I Love You yang Epic

1.5K 79 5
                                    

"Kak, beli tunik ini yuk? Biar kita kembaran gitu." Mikaila sibuk menggulir layar ponselnya. Melihat baju apa yang akan ia beli sambil duduk santai di depan rumah.

"Baju kakak udah banyak tau, Il. Nggak kepake juga karena jarang keluar."

"Ih Kak Tsabiya, nanti pasti kepake kok. Kalau nggak ke mana mana nih ya, Kak Tsabiya tetap bisa pake, nanti kita foto di rumah, di gorden, di depan kolam atau di tangga atau di mana gitu, OOTD, gaya-gayaan terus posting di instagram."

"Nggak ah males."

"Ih Kak Tsabiya sama kayak Abang deh tapi Abang lebih parah sih." Mikaila memasang wajah dongkolnya.

"Kenapa Abang?"

"Bang El ya, dia punya instagram, folowernya banyak tapi malah nggak aktif. Postingannya cuma 5, itu pun nggak ada yang ada mukanya, mana akun dikunci lagi. Nggak tau deh dia udah lupa password buat login-nya atau emang malas pake." Tsabiya tertarik mendengar curhatan Mikaila yang lebih mirip keluhan tentang Mikael.

"Berarti Bang El sejauh itu ya sama aplikasi toxic itu."

"Iya, udah tiga tahun mungkin dia nggak pake soalnya postingan terakhirnya tanggal segitu. Il sampai heran kalau dia bosan ngapain ya?"

"By the way, coba liat dong!" ujar Tsabiya bersemangat. Begitulah perempuan, dari satu hal yang mereka bicarakan bisa merembet ke hal-hal yang lain.

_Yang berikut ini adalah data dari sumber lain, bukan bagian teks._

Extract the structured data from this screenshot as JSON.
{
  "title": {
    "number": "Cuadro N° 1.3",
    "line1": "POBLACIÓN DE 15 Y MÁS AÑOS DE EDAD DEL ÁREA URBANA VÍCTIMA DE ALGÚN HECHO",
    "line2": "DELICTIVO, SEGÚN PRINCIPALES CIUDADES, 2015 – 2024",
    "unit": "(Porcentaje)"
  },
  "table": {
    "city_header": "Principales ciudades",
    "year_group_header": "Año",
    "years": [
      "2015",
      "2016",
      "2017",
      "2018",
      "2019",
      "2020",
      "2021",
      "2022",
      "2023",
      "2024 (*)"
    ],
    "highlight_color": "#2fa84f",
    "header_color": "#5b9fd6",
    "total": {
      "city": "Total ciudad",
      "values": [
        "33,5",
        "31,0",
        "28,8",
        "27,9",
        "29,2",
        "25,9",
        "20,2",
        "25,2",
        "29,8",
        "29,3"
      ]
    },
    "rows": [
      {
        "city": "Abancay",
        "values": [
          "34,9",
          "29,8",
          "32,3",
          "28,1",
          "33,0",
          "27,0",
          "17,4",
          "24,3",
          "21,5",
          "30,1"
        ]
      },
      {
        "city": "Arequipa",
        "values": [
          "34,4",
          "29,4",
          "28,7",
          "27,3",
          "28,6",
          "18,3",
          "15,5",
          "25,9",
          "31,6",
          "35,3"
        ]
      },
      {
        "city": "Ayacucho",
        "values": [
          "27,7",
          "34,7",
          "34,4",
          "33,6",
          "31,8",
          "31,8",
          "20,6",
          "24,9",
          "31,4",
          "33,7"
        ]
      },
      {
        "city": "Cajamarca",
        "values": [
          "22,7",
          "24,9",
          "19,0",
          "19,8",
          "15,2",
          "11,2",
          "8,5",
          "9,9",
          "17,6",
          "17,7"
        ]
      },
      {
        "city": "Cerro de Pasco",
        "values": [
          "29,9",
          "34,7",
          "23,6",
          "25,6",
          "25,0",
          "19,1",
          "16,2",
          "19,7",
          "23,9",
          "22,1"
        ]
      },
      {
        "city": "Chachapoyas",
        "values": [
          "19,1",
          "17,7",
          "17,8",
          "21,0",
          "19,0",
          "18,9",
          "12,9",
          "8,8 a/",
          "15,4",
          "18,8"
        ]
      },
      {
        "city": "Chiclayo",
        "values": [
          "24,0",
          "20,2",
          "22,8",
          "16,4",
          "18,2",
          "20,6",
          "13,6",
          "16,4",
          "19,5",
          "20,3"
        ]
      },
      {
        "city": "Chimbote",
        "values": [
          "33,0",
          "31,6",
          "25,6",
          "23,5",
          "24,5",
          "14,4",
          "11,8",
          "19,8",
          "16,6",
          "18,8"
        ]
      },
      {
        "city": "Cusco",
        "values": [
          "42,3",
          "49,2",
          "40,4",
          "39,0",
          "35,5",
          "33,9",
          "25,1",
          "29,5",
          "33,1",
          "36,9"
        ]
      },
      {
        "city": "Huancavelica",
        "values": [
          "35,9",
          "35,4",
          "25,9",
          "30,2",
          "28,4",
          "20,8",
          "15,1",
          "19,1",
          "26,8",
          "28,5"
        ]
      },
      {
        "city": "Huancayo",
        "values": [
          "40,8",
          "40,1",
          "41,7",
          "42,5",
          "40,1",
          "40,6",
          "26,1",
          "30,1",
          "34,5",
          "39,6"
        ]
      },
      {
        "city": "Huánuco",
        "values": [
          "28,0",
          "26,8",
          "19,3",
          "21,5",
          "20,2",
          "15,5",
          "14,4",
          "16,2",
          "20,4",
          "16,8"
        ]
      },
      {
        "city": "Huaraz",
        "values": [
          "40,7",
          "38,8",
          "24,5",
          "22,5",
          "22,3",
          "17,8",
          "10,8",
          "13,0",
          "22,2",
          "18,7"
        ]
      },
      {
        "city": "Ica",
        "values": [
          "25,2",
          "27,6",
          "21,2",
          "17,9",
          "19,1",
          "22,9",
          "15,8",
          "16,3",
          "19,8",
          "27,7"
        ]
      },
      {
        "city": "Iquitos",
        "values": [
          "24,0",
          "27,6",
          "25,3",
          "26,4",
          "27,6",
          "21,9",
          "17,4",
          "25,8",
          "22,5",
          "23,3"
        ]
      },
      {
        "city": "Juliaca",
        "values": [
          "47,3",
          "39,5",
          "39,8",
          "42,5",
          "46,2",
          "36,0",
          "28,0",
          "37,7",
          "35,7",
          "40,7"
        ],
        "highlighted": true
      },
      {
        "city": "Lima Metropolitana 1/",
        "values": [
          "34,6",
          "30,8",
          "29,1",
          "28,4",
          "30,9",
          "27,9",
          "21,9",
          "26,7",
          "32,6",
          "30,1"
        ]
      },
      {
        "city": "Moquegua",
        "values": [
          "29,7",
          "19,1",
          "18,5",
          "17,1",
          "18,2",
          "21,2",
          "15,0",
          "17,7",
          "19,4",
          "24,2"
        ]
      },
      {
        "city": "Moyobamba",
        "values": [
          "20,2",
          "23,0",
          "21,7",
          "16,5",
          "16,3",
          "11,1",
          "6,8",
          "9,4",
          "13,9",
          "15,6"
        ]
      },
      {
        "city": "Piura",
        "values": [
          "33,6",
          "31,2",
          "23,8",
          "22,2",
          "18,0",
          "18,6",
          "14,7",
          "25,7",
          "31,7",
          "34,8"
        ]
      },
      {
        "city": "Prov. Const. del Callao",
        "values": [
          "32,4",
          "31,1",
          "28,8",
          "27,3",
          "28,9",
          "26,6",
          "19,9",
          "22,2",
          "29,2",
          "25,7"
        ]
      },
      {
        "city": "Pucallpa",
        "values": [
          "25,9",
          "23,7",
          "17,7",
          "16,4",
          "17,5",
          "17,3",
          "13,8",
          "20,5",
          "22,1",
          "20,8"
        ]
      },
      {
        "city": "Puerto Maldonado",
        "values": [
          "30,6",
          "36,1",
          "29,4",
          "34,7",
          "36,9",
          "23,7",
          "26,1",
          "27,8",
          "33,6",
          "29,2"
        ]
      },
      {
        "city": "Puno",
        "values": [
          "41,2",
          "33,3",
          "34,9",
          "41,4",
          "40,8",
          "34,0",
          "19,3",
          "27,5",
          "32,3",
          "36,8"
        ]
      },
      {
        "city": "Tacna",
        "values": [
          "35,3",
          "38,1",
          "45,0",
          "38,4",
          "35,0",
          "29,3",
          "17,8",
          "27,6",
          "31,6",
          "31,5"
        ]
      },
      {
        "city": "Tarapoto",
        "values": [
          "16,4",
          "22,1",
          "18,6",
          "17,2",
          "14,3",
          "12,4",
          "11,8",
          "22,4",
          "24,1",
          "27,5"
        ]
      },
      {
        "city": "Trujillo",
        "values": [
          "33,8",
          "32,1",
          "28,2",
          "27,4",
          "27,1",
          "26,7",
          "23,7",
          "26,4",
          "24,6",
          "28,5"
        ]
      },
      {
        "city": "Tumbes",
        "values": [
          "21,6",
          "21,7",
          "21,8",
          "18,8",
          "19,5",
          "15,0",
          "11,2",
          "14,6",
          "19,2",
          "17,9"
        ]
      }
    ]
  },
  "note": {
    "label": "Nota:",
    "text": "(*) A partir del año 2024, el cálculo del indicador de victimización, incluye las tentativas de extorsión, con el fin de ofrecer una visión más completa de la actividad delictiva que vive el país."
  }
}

"Bentar, cariin dulu." Mikaila langsung mencari nama akun milik abangnya. Namun baru mengetik setengah, Mikaila sudah harus berhenti.

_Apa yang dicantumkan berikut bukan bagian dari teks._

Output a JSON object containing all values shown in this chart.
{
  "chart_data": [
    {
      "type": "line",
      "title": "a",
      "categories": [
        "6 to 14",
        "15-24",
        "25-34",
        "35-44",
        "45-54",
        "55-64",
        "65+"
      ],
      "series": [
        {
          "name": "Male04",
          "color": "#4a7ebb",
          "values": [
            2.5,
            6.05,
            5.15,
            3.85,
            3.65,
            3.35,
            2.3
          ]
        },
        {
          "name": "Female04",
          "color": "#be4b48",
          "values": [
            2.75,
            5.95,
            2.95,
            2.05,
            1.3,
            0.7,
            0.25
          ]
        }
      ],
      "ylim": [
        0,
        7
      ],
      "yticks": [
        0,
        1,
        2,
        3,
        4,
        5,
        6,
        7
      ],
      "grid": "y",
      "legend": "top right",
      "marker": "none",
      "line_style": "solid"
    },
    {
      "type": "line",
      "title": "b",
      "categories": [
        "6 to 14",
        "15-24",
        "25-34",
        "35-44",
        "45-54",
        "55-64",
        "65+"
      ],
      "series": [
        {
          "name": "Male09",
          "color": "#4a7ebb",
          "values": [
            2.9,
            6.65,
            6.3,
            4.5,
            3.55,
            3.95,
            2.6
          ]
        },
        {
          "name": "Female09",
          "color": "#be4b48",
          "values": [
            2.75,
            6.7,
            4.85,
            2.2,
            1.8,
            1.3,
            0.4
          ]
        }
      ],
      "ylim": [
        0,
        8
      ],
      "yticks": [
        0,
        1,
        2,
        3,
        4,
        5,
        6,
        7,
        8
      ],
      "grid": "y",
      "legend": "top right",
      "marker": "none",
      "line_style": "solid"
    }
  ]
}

"Mbak Mikaila, dipanggil Ibu." Mikaila dan Tsabiya sama-sama menoleh melihat ART rumah mereka berdiri di dekat Mikaila.

"Oh iya, Mbok. Kak, Il masuk dulu ya!" Tsabiya mengangguk. Yah, tidak jadi ia melihat postingan Mikael kali ini. Mikaila sudah masuk meninggalkan Tsabiya duduk seorang diri.

Tin...tin..tin..

Mobil yang ia kenali masuk ke pekarangan, Tsabiya tidak heran siapa yang mengklaksonnya, pasti Agil. Laki-laki itu ramah dan baik. Berbeda dengan Mikael, kalau laki-laki itu yang mengendarai mobil, tidak ada sapaan apapun.

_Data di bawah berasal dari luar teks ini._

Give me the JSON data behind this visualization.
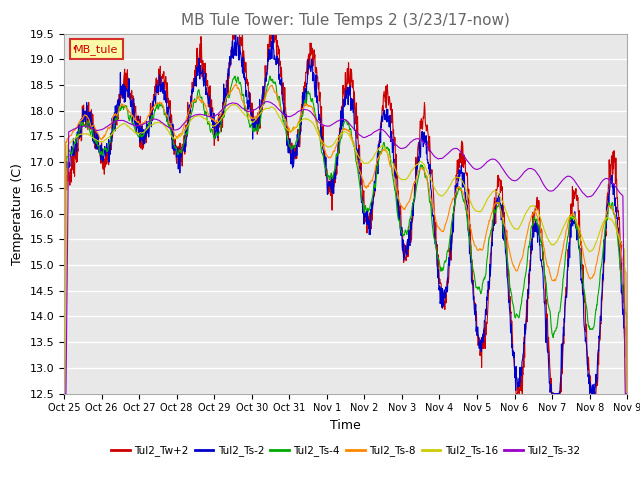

Benar saja, ketika mereka turun, Mikael turun dari pintu penumpang depan dan Agil dari pintu pengemudi. Keduanya tampak lelah, Agil segera memberi kode untuk pergi ke kamarnya di belakang, meninggalkan Mikael dan Tsabiya berdua.

Tsabiya segera bangkit dan menghampiri Mikael dengan senyum manis.

"El, pergi yuk!" ajaknya tiba-tiba sambil memeluk lengan kiri Mikael yang terbalut kemeja yang sudah terlipat,

"Lain kali saja," tolaknya.

"Maunya sekarang." Tsabiya merayu dengan caranya yang agak dibuat-buat. Ia sok cemberut.

"Saya mau masuk."

"El."

"Saya sudah bau, dari pagi pakai baju ini terus."

"Hah? Nggak tuh." Tsabiya mendekatkan diri, mengendus aroma tubuh Mikael bahkan sampai ke tengkuknya.

"Bohong, masih wangi gini, nggak mandi seminggu ke depan juga masih tahan kayaknya."

PLETAKK...

"Aduh sakit. Kenapa dijitak sih, El?" Tsabiya menyentuh keningnya, jitakan kali ini membuatnya deg degan sekaligus benar-benar kesakitan. Sejak kapan Mikael jadi hobi menjitak keningnya? Lagi pula, Tsabiya serius dengan ucapannya, Mikael masih wangi.

"Jorok," tambah Mikael datar.

"Sakit tahu, sembuhin buruan!"

"Mana bisa, saya bukan Tuhan." Keduanya bertatapan.